= Jiří Velemínský =

Czech plant geneticist (1933–2008)

Jiří Velemínský (21 November 1933, in České Budějovice – 23 February 2008, in Prague) was a pioneering Czech plant geneticist. He was a founding member of the Learned Society of the Czech Republic and held many high positions in the Academy of Sciences of the Czech Republic.

==Early life and education==
Jiří Velemínský was born in České Budějovice on 21 November 1933, the son of Leopold Velemínský and his wife Marie (née Mikuskovicová). He graduated from the Faculty of Science of Charles University, Prague in 1957.

==Career==
From 1956 to 1960 Velemínský taught at the then Pedagogical Institute in Prague. He obtained his degree in 1964, his RNDr. in 1968 and became a Doctor of Sciences in 1988. From 1963 he was employed by the Czech Academy of Sciences' Institute of Experimental Botany and was its director from 1990 to 1998. His scientific work focused mainly on mutagenesis in plants.

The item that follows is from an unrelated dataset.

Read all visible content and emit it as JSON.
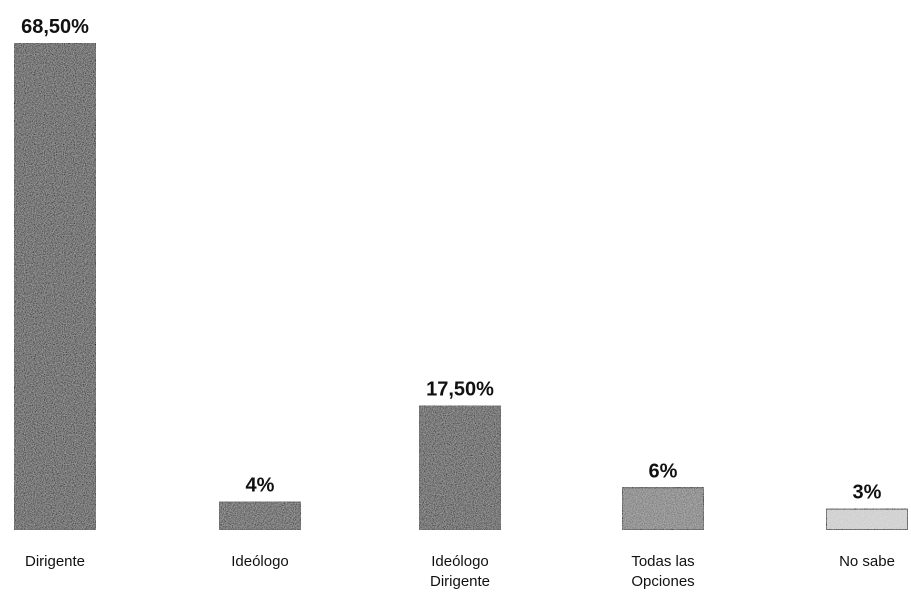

As well as undertaking his own scientific work, he was also very active in the transformation of Czech science after 1989. He was the Czech Academy of Sciences' interim chairman from 1992 to 1993, its vice-chairman from 1993 to 1998 and, from 2006 until his death, vice-chairman of its grant agency. He was a member of editorial boards of several scientific journals, including Biologia Plantarum.

He continued to work until his death in Prague on 23 February 2008, aged 74.

==Awards==
In 2007 he received the Honorary Medal of the Academy of Sciences of the Czech Republic, De Scientia Et Humanitate Optime Meritis.

==Publications==
- Velemínský's published research

==Personal and family life ==
Jiří Velemínský was a distant cousin of the physician and scientist Friedrich Weleminsky. He lived in Prague with his wife Dagmar (Daca; née Koflak), whom he married in 1961. They had two sons: Petr (born 1964) and Martin (born 1971).